I have a dilemma.............

We have a slight dilemma at the moment at superhero headquarters, O has started using her ASD diagnosis as an excuse for almost everything. "I don't like noise because.......," "I can't calm down because......," "I'm using this voice because...," and so on.


It is the one thing that we were concerned about occurring, that either of the little superheroes would see their ASD diagnosis as an excuse for not trying their hardest or use their ASD diagnosis as a reason to get out of doing something or for certain behaviors.

Using a disability or a diagnosis as an excuse is one of my pet dislikes. Oh I can't do that because I have x, y or z. This really doesn't sit well with me.

I went through high school with a young lady who was blind. Her sight impairment did not stop her from learning to play the bass guitar - she was simply amazing. A music teacher would give her the sheet music translated into braille and she would be able to learn it in one go. Her sight impairment did not stop her from graduating year 12 at the top of her class. In fact when she graduated, she received the highest marks out of all the year 12's in the state for that year! This young lady could have easily said that she couldn't do it, but she didn't.

A disability shouldn't stop you from doing your best, you may just need to try harder or take a few detours to get to where you want to go. A disability is a reason why an individual may exhibit certain behaviour or take longer to get to where they want to go, but it certainly does not excuse their behaviour.

An ASD diagnosis explains why both my little superheroes have meltdowns however they both need to learn that meltdowns are not an acceptable behaviour.


So what can we do with miss O?

Well, generally, and it sounds quite harsh, but we just ignore the "because I have autism" part of the statement. By acknowledging that part of the statement we are reinforcing her beliefs that autism is going to stop her from trying her hardest.

Both my little superheroes, at times, struggle when there is a lot of back ground noise however noise is a part of life.

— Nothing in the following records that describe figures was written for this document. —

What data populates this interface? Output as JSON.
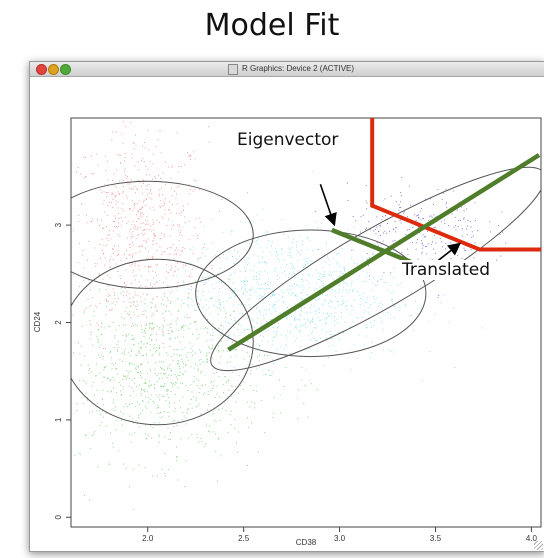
{
  "slide": {
    "title": "Model Fit"
  },
  "window": {
    "title": "R Graphics: Device 2 (ACTIVE)"
  },
  "annotations": {
    "eigenvector": "Eigenvector",
    "translated": "Translated"
  },
  "colors": {
    "red_population": "#f08a8a",
    "green_population": "#6fcf6a",
    "cyan_population": "#7fdff0",
    "blue_population": "#6a5fd8",
    "ellipse": "#555555",
    "eigenvector_line": "#4f7d2a",
    "gate": "#dd2a0c"
  },
  "chart_data": {
    "type": "scatter",
    "title": "",
    "xlabel": "CD38",
    "ylabel": "CD24",
    "xlim": [
      1.6,
      4.05
    ],
    "ylim": [
      -0.1,
      4.1
    ],
    "x_ticks": [
      "2.0",
      "2.5",
      "3.0",
      "3.5",
      "4.0"
    ],
    "y_ticks": [
      "0",
      "1",
      "2",
      "3"
    ],
    "populations": [
      {
        "color": "red",
        "center": [
          1.95,
          2.9
        ],
        "spread": [
          0.18,
          0.55
        ],
        "count": 700
      },
      {
        "color": "green",
        "center": [
          2.05,
          1.5
        ],
        "spread": [
          0.28,
          0.45
        ],
        "count": 900
      },
      {
        "color": "cyan",
        "center": [
          2.75,
          2.3
        ],
        "spread": [
          0.3,
          0.35
        ],
        "count": 900
      },
      {
        "color": "blue",
        "center": [
          3.4,
          2.95
        ],
        "spread": [
          0.18,
          0.22
        ],
        "count": 250
      }
    ],
    "ellipses": [
      {
        "center": [
          2.0,
          2.9
        ],
        "rx": 0.55,
        "ry": 0.55,
        "angle": 0
      },
      {
        "center": [
          2.05,
          1.8
        ],
        "rx": 0.5,
        "ry": 0.85,
        "angle": 0
      },
      {
        "center": [
          2.85,
          2.3
        ],
        "rx": 0.6,
        "ry": 0.65,
        "angle": 0
      },
      {
        "center": [
          3.2,
          2.55
        ],
        "rx": 1.0,
        "ry": 0.4,
        "angle": 30
      }
    ],
    "eigenvectors": [
      {
        "from": [
          2.42,
          1.72
        ],
        "to": [
          4.04,
          3.72
        ]
      },
      {
        "from": [
          2.96,
          2.95
        ],
        "to": [
          3.55,
          2.48
        ]
      }
    ],
    "gate": [
      [
        3.17,
        4.5
      ],
      [
        3.17,
        3.2
      ],
      [
        3.73,
        2.75
      ],
      [
        4.05,
        2.75
      ]
    ],
    "arrows": [
      {
        "from": [
          2.9,
          3.42
        ],
        "to": [
          2.97,
          3.02
        ]
      },
      {
        "from": [
          3.49,
          2.6
        ],
        "to": [
          3.62,
          2.8
        ]
      }
    ]
  }
}
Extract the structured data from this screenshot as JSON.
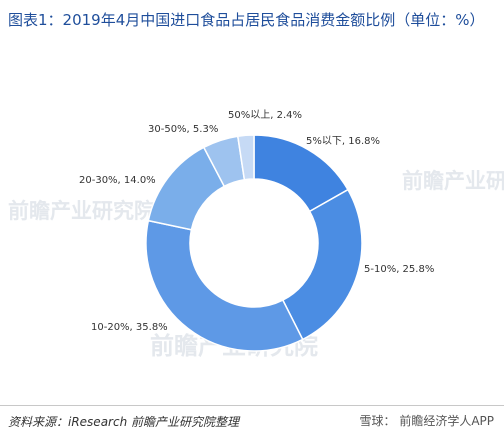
{
  "title": "图表1：2019年4月中国进口食品占居民食品消费金额比例（单位：%）",
  "source": "资料来源：iResearch 前瞻产业研究院整理",
  "watermark": "前瞻产业研究院",
  "xueqiu": {
    "logo": "雪球：",
    "text": "前瞻经济学人APP"
  },
  "chart_data": {
    "type": "pie",
    "donut": true,
    "title": "图表1：2019年4月中国进口食品占居民食品消费金额比例（单位：%）",
    "unit": "%",
    "categories": [
      "5%以下",
      "5-10%",
      "10-20%",
      "20-30%",
      "30-50%",
      "50%以上"
    ],
    "values": [
      16.8,
      25.8,
      35.8,
      14.0,
      5.3,
      2.4
    ],
    "labels": [
      "5%以下, 16.8%",
      "5-10%, 25.8%",
      "10-20%, 35.8%",
      "20-30%, 14.0%",
      "30-50%, 5.3%",
      "50%以上, 2.4%"
    ],
    "colors": [
      "#3f83e0",
      "#4b8de3",
      "#5e99e6",
      "#7aaeea",
      "#9ec3ef",
      "#c6daf5"
    ]
  }
}
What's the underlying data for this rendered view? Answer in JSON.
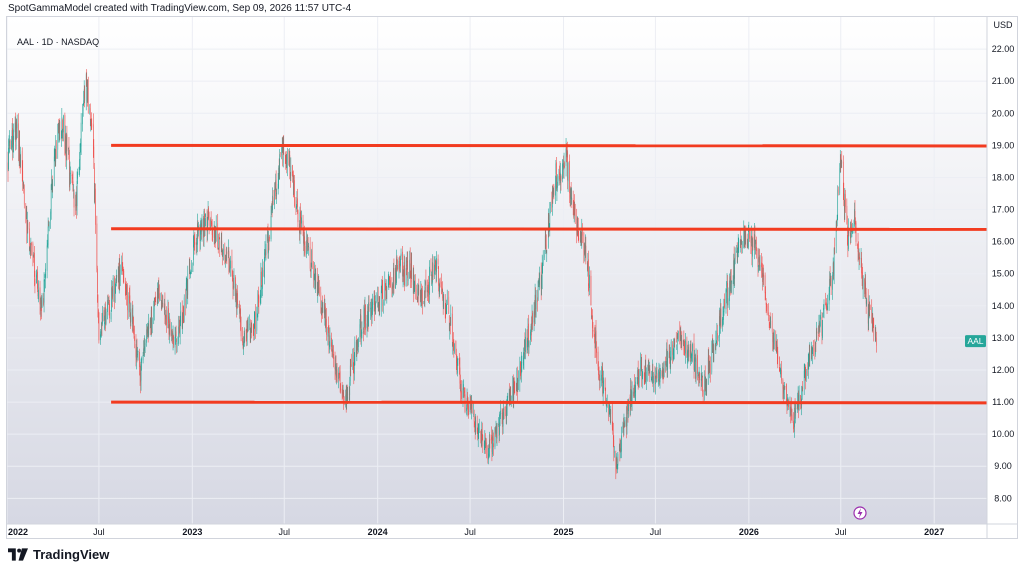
{
  "header": {
    "caption": "SpotGammaModel created with TradingView.com, Sep 09, 2026 11:57 UTC-4"
  },
  "chart_data": {
    "type": "candlestick",
    "symbol_label": "AAL · 1D · NASDAQ",
    "currency": "USD",
    "ylim": [
      7.2,
      23.0
    ],
    "y_ticks": [
      8,
      9,
      10,
      11,
      12,
      13,
      14,
      15,
      16,
      17,
      18,
      19,
      20,
      21,
      22
    ],
    "y_tick_labels": [
      "8.00",
      "9.00",
      "10.00",
      "11.00",
      "12.00",
      "13.00",
      "14.00",
      "15.00",
      "16.00",
      "17.00",
      "18.00",
      "19.00",
      "20.00",
      "21.00",
      "22.00"
    ],
    "x_range": [
      "2022-01-01",
      "2027-04-15"
    ],
    "x_ticks": [
      {
        "date": "2022-01-01",
        "label": "2022"
      },
      {
        "date": "2022-07-01",
        "label": "Jul"
      },
      {
        "date": "2023-01-01",
        "label": "2023"
      },
      {
        "date": "2023-07-01",
        "label": "Jul"
      },
      {
        "date": "2024-01-01",
        "label": "2024"
      },
      {
        "date": "2024-07-01",
        "label": "Jul"
      },
      {
        "date": "2025-01-01",
        "label": "2025"
      },
      {
        "date": "2025-07-01",
        "label": "Jul"
      },
      {
        "date": "2026-01-01",
        "label": "2026"
      },
      {
        "date": "2026-07-01",
        "label": "Jul"
      },
      {
        "date": "2027-01-01",
        "label": "2027"
      }
    ],
    "price_path": [
      [
        "2022-01-01",
        18.4
      ],
      [
        "2022-01-20",
        19.6
      ],
      [
        "2022-02-10",
        16.5
      ],
      [
        "2022-03-10",
        13.8
      ],
      [
        "2022-04-05",
        18.7
      ],
      [
        "2022-04-20",
        19.8
      ],
      [
        "2022-05-15",
        17.0
      ],
      [
        "2022-06-05",
        21.2
      ],
      [
        "2022-06-20",
        18.8
      ],
      [
        "2022-07-01",
        13.0
      ],
      [
        "2022-07-20",
        13.9
      ],
      [
        "2022-08-15",
        15.3
      ],
      [
        "2022-09-20",
        12.0
      ],
      [
        "2022-10-25",
        14.4
      ],
      [
        "2022-12-01",
        12.7
      ],
      [
        "2023-01-10",
        16.2
      ],
      [
        "2023-02-01",
        16.8
      ],
      [
        "2023-03-15",
        15.3
      ],
      [
        "2023-04-10",
        13.0
      ],
      [
        "2023-05-05",
        13.5
      ],
      [
        "2023-06-05",
        16.8
      ],
      [
        "2023-07-01",
        19.0
      ],
      [
        "2023-07-25",
        17.1
      ],
      [
        "2023-08-30",
        15.0
      ],
      [
        "2023-10-10",
        12.1
      ],
      [
        "2023-10-30",
        11.0
      ],
      [
        "2023-11-30",
        13.5
      ],
      [
        "2024-01-10",
        14.2
      ],
      [
        "2024-02-10",
        15.2
      ],
      [
        "2024-03-05",
        15.0
      ],
      [
        "2024-04-01",
        14.2
      ],
      [
        "2024-04-20",
        15.3
      ],
      [
        "2024-05-20",
        13.8
      ],
      [
        "2024-06-15",
        11.3
      ],
      [
        "2024-07-05",
        10.7
      ],
      [
        "2024-08-05",
        9.4
      ],
      [
        "2024-09-01",
        10.5
      ],
      [
        "2024-10-05",
        11.8
      ],
      [
        "2024-11-15",
        14.6
      ],
      [
        "2024-12-15",
        17.9
      ],
      [
        "2025-01-05",
        18.7
      ],
      [
        "2025-01-20",
        17.0
      ],
      [
        "2025-02-15",
        15.5
      ],
      [
        "2025-03-10",
        12.0
      ],
      [
        "2025-03-30",
        11.0
      ],
      [
        "2025-04-15",
        9.0
      ],
      [
        "2025-05-10",
        11.0
      ],
      [
        "2025-05-30",
        12.0
      ],
      [
        "2025-07-05",
        11.7
      ],
      [
        "2025-08-15",
        13.0
      ],
      [
        "2025-09-10",
        12.5
      ],
      [
        "2025-10-05",
        11.5
      ],
      [
        "2025-11-05",
        13.5
      ],
      [
        "2025-12-20",
        16.2
      ],
      [
        "2026-01-15",
        15.9
      ],
      [
        "2026-02-10",
        13.6
      ],
      [
        "2026-03-10",
        11.5
      ],
      [
        "2026-03-30",
        10.3
      ],
      [
        "2026-04-25",
        12.0
      ],
      [
        "2026-05-25",
        13.5
      ],
      [
        "2026-06-15",
        15.0
      ],
      [
        "2026-07-01",
        18.5
      ],
      [
        "2026-07-15",
        16.0
      ],
      [
        "2026-07-28",
        16.8
      ],
      [
        "2026-08-10",
        15.2
      ],
      [
        "2026-08-25",
        13.8
      ],
      [
        "2026-09-09",
        12.9
      ]
    ],
    "last_price_tag": "AAL",
    "horizontal_lines": [
      {
        "level": 19.0,
        "color": "#f23b20"
      },
      {
        "level": 16.4,
        "color": "#f23b20"
      },
      {
        "level": 11.0,
        "color": "#f23b20"
      }
    ],
    "colors": {
      "up": "#26a69a",
      "down": "#ef5350",
      "price_tag": "#26a69a",
      "bg_top": "#ffffff",
      "bg_bottom": "#d6d8e3",
      "grid": "#eceef4",
      "hline": "#f23b20",
      "lightning": "#9b2fae"
    },
    "grid": true,
    "icons": {
      "lightning": "lightning-icon"
    }
  },
  "footer": {
    "brand": "TradingView",
    "logo_icon": "tradingview-logo-icon"
  }
}
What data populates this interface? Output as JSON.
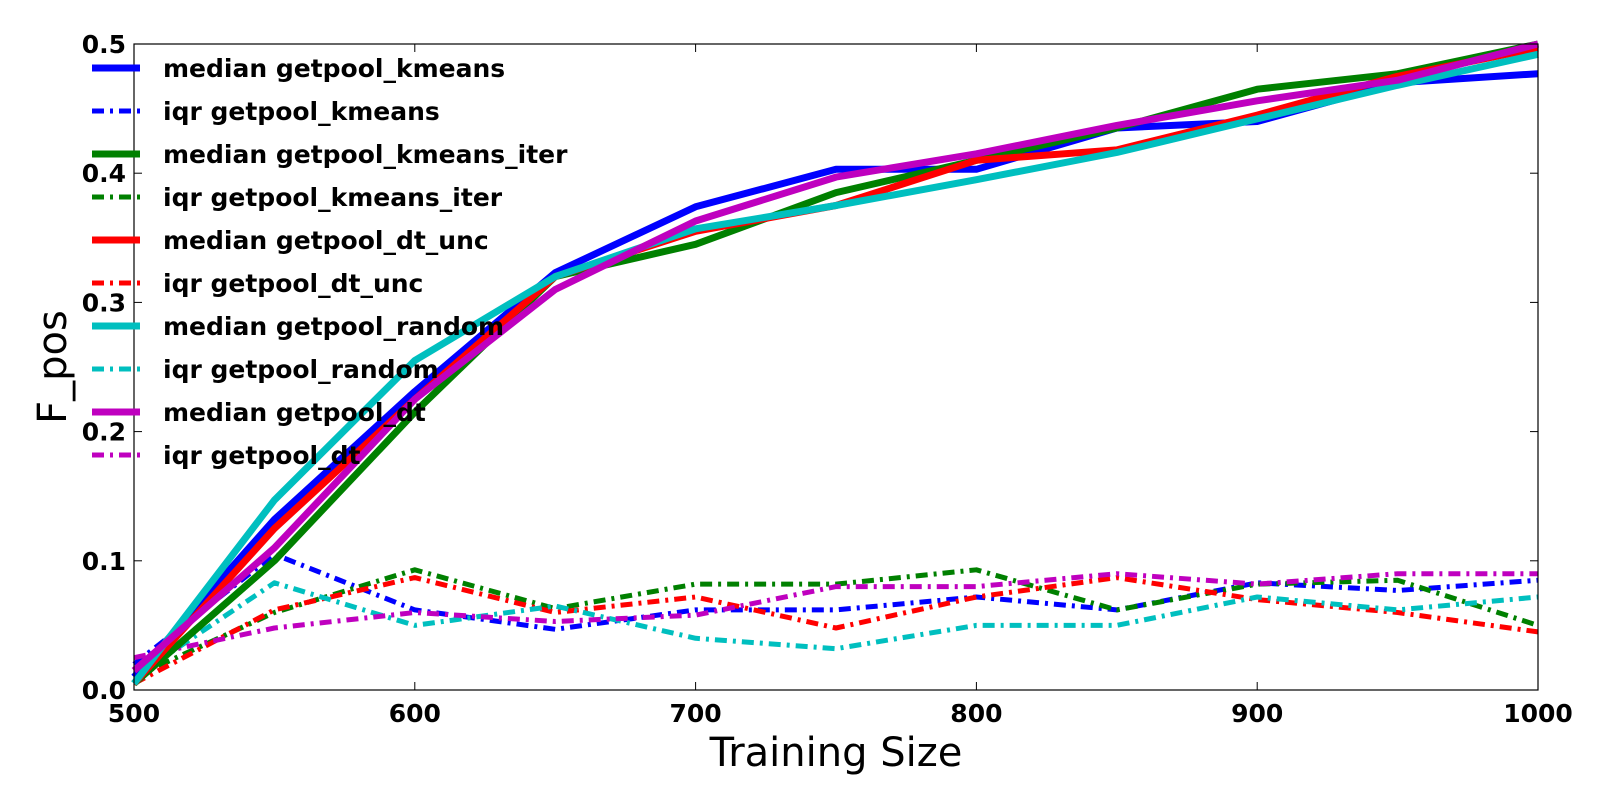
{
  "chart_data": {
    "type": "line",
    "title": "",
    "xlabel": "Training Size",
    "ylabel": "F_pos",
    "xlim": [
      500,
      1000
    ],
    "ylim": [
      0.0,
      0.5
    ],
    "xticks": [
      "500",
      "600",
      "700",
      "800",
      "900",
      "1000"
    ],
    "yticks": [
      "0.0",
      "0.1",
      "0.2",
      "0.3",
      "0.4",
      "0.5"
    ],
    "grid": false,
    "legend_position": "top-left",
    "x": [
      500,
      550,
      600,
      650,
      700,
      750,
      800,
      850,
      900,
      950,
      1000
    ],
    "series": [
      {
        "name": "median getpool_kmeans",
        "color": "#0000ff",
        "style": "solid",
        "values": [
          0.01,
          0.132,
          0.231,
          0.323,
          0.374,
          0.403,
          0.403,
          0.435,
          0.44,
          0.47,
          0.477
        ]
      },
      {
        "name": "iqr getpool_kmeans",
        "color": "#0000ff",
        "style": "dashdot",
        "values": [
          0.02,
          0.105,
          0.062,
          0.047,
          0.062,
          0.062,
          0.072,
          0.062,
          0.083,
          0.077,
          0.085
        ]
      },
      {
        "name": "median getpool_kmeans_iter",
        "color": "#008000",
        "style": "solid",
        "values": [
          0.005,
          0.1,
          0.215,
          0.32,
          0.345,
          0.385,
          0.41,
          0.435,
          0.465,
          0.477,
          0.5
        ]
      },
      {
        "name": "iqr getpool_kmeans_iter",
        "color": "#008000",
        "style": "dashdot",
        "values": [
          0.01,
          0.06,
          0.093,
          0.063,
          0.082,
          0.082,
          0.093,
          0.062,
          0.082,
          0.085,
          0.05
        ]
      },
      {
        "name": "median getpool_dt_unc",
        "color": "#ff0000",
        "style": "solid",
        "values": [
          0.005,
          0.125,
          0.225,
          0.32,
          0.355,
          0.375,
          0.41,
          0.418,
          0.445,
          0.475,
          0.497
        ]
      },
      {
        "name": "iqr getpool_dt_unc",
        "color": "#ff0000",
        "style": "dashdot",
        "values": [
          0.005,
          0.062,
          0.087,
          0.06,
          0.072,
          0.048,
          0.072,
          0.087,
          0.07,
          0.06,
          0.045
        ]
      },
      {
        "name": "median getpool_random",
        "color": "#00bfbf",
        "style": "solid",
        "values": [
          0.005,
          0.147,
          0.255,
          0.32,
          0.357,
          0.375,
          0.395,
          0.416,
          0.442,
          0.468,
          0.492
        ]
      },
      {
        "name": "iqr getpool_random",
        "color": "#00bfbf",
        "style": "dashdot",
        "values": [
          0.01,
          0.083,
          0.05,
          0.065,
          0.04,
          0.032,
          0.05,
          0.05,
          0.072,
          0.062,
          0.072
        ]
      },
      {
        "name": "median getpool_dt",
        "color": "#bf00bf",
        "style": "solid",
        "values": [
          0.015,
          0.11,
          0.225,
          0.31,
          0.363,
          0.397,
          0.415,
          0.437,
          0.456,
          0.472,
          0.5
        ]
      },
      {
        "name": "iqr getpool_dt",
        "color": "#bf00bf",
        "style": "dashdot",
        "values": [
          0.025,
          0.048,
          0.06,
          0.053,
          0.058,
          0.08,
          0.08,
          0.09,
          0.082,
          0.09,
          0.09
        ]
      }
    ]
  }
}
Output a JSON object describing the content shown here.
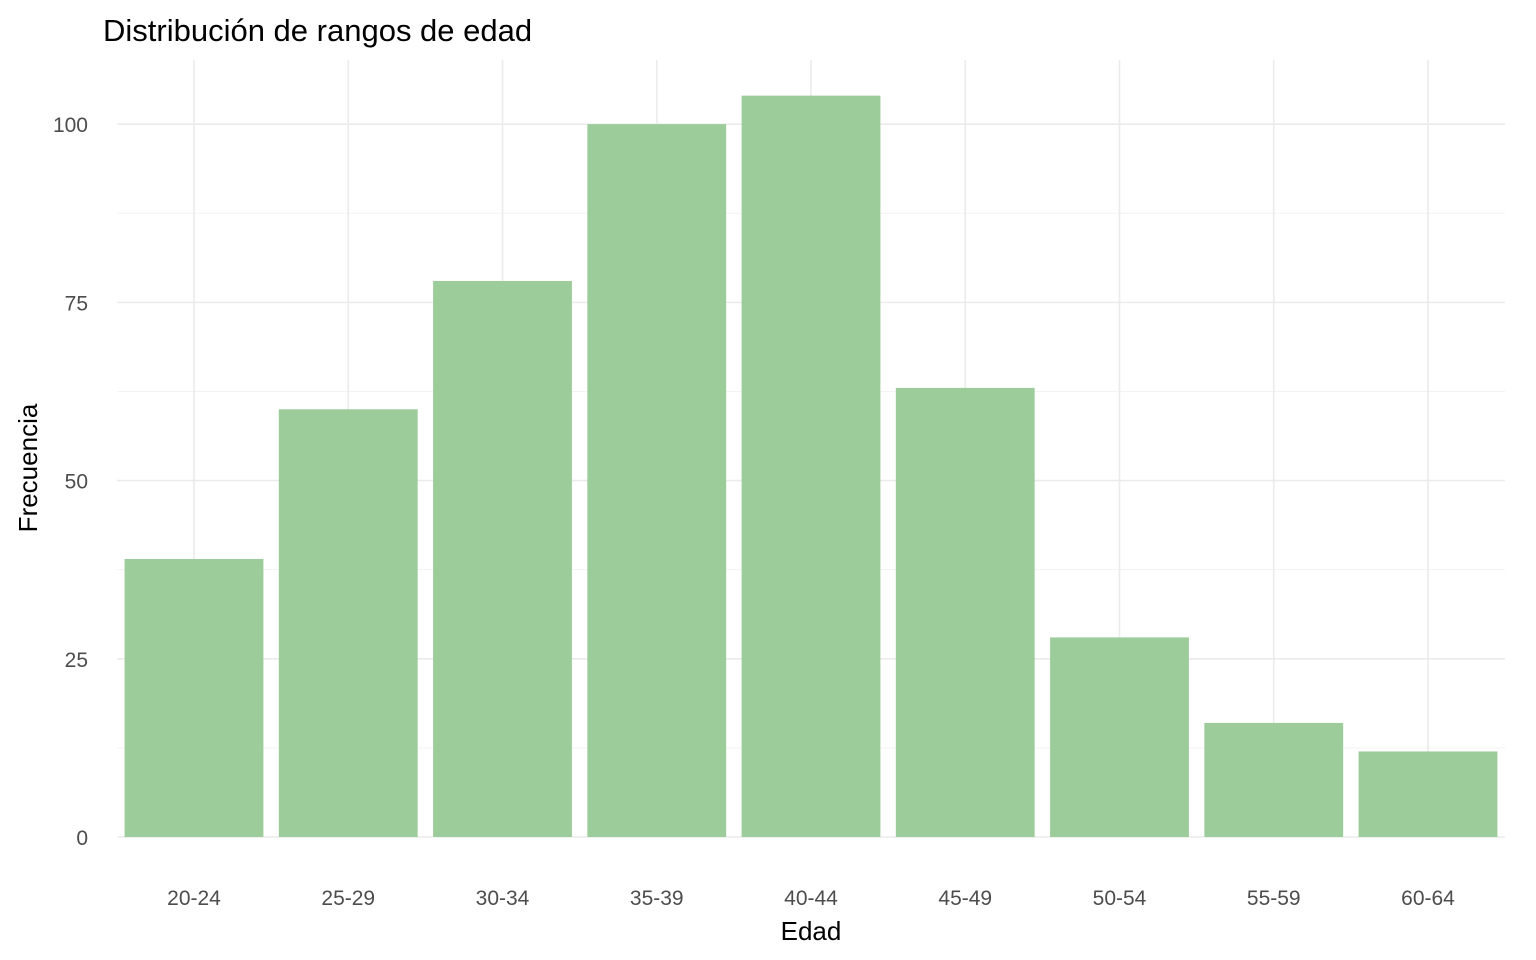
{
  "chart_data": {
    "type": "bar",
    "title": "Distribución de rangos de edad",
    "xlabel": "Edad",
    "ylabel": "Frecuencia",
    "categories": [
      "20-24",
      "25-29",
      "30-34",
      "35-39",
      "40-44",
      "45-49",
      "50-54",
      "55-59",
      "60-64"
    ],
    "values": [
      39,
      60,
      78,
      100,
      104,
      63,
      28,
      16,
      12
    ],
    "ylim": [
      0,
      109
    ],
    "yticks": [
      0,
      25,
      50,
      75,
      100
    ],
    "grid": true,
    "legend": "none",
    "bar_color": "#9ccc99"
  }
}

Throughout life we all come into contact with noisy environments, they are not something that can be totally avoided.

What we can do is provide the little superheroes with strategies that they can use to reduce the impact of various situations on them. We want to be able to empower them both with skills and strategies that they can take with them through life.

We talk constantly with both little superheroes about what they are capable of doing, of their strengths and we try very hard not to focus on their weaknesses. And we ask others to do the same.

We don't make a big deal out of their ASD diagnosis unless it is absolutely necessary. For L this is
usually when his ASD becomes a safety issue. For O it is usually when we are explaining her anxiety.

In the last few weeks we have had many tantrums, as opposed to meltdowns, when O has disagreed with what we've had to say about her autism and the fact that it isn't stopping her from trying her hardest. It is her fear of failure which then sets off her anxiety. This is something that we are working very hard to help O to overcome. And I am sure that there will be many more tantrums to come before O comes to the realisation that she can overcome her fears.

I can see that in some situations it would be easier just to say "nope can't do it, not even going to try, I give up." But this is not a scenario that you will see in superhero headquarters. I will always encourage my little superheroes to try their hardest, to test their abilities and reach for the stars.

Their ASD is not a weakness, it is just a different ability.